Here are all the things I do wrong:
• I don’t keep track of the amount of weight I lift. Not on paper at least. Why? Mainly because I don’t care. I lift instinctively in a way that’ll give me the best mind-muscle connection. And progress in the weight room doesn’t mean crap to me if it doesn’t translate to life outside the weight room.
Would an extra 50 pounds on my 1RM front squat make me happier? No. When I strive to go heavy on a lift under 5 reps, or set a new PR, my joints hurt, my appetite is out of control, I’m exhausted, and I’m chubby. I actually love the fact that my working weight is a warm-up weight for a lot of hardcore female lifters. My body responds as if I’m using a lot more. The minimum dose does the trick.
Granted, I’m all for women lifting weights and going as heavy as they want. I also think the fear of getting bulky is outdated. (As you can see, I emphasize the parts of my body that have a propensity to get bulky.) But I have a threshold for the amount of load that actually benefits me. And going above it just makes me fat.
Also if I’m stronger than 90% of the general female population, isn’t that good enough?
• I don’t follow a program.
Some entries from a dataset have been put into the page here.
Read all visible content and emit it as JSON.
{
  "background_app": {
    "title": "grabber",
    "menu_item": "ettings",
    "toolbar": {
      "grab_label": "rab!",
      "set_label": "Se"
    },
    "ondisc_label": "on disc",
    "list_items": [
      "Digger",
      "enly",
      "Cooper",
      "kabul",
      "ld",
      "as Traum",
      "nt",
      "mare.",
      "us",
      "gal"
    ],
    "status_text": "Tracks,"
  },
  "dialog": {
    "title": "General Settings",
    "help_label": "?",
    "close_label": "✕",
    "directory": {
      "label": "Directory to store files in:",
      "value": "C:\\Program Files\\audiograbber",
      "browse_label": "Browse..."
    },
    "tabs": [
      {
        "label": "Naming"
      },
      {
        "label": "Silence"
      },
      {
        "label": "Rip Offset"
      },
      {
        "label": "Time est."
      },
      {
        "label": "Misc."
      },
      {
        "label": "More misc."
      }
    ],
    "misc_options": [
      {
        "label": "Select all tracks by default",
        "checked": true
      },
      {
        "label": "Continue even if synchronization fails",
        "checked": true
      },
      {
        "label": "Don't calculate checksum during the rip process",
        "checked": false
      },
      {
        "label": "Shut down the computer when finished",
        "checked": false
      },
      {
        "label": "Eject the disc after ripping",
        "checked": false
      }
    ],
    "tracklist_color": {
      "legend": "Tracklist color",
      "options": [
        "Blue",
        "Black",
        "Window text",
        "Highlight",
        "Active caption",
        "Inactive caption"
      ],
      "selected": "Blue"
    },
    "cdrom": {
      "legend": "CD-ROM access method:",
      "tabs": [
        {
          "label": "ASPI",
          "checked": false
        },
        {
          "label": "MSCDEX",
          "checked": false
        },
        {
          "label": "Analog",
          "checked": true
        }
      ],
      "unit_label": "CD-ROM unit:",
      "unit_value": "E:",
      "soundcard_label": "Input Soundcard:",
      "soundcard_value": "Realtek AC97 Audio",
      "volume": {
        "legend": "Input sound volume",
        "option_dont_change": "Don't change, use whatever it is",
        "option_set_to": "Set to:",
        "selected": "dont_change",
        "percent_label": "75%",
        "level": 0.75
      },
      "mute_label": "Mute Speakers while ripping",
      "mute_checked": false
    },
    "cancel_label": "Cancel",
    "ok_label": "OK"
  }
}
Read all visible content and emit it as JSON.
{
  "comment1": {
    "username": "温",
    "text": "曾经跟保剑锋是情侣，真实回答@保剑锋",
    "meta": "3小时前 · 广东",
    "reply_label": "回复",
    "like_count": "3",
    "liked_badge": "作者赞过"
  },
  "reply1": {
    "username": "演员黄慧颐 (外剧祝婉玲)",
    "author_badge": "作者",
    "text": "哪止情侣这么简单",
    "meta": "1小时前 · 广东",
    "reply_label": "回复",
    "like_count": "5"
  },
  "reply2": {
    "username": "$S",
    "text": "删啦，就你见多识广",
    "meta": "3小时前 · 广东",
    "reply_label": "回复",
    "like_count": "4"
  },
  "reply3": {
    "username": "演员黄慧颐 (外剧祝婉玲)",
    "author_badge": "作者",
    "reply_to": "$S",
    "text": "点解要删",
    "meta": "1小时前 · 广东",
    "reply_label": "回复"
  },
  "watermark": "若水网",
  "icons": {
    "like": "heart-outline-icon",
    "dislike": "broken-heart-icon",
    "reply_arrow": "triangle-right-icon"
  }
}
Why? Mainly because I have to train around what hurts (for the past few years I’ve had chronic pain caused by low T) and I’m not about to ask a coach for permission to stray from a program in order to do what I instinctively know would be the best thing for my body.
• I don’t prioritize the big three. Why? Because they don’t do more for me than other things. Sure I do compound exercises, but they’re not the ones certain experts say are the most important (right now I’m loving the leg press, T-bar row, RDL, and dips). But I’d rather do these with pauses, slow eccentrics, super sets, and other intensity techniques than load them up to a weight that might impress a person in my gym.
• I don’t worry about calories, macro-counting, carbs, or body weight. Why? I don’t have to because I don’t eat crap. Despite dealing with low T, relative leanness has been easy enough: just eat a lot of protein, cook food at home instead of dining out, and limit alcohol to rare occasions. That’s pretty much it.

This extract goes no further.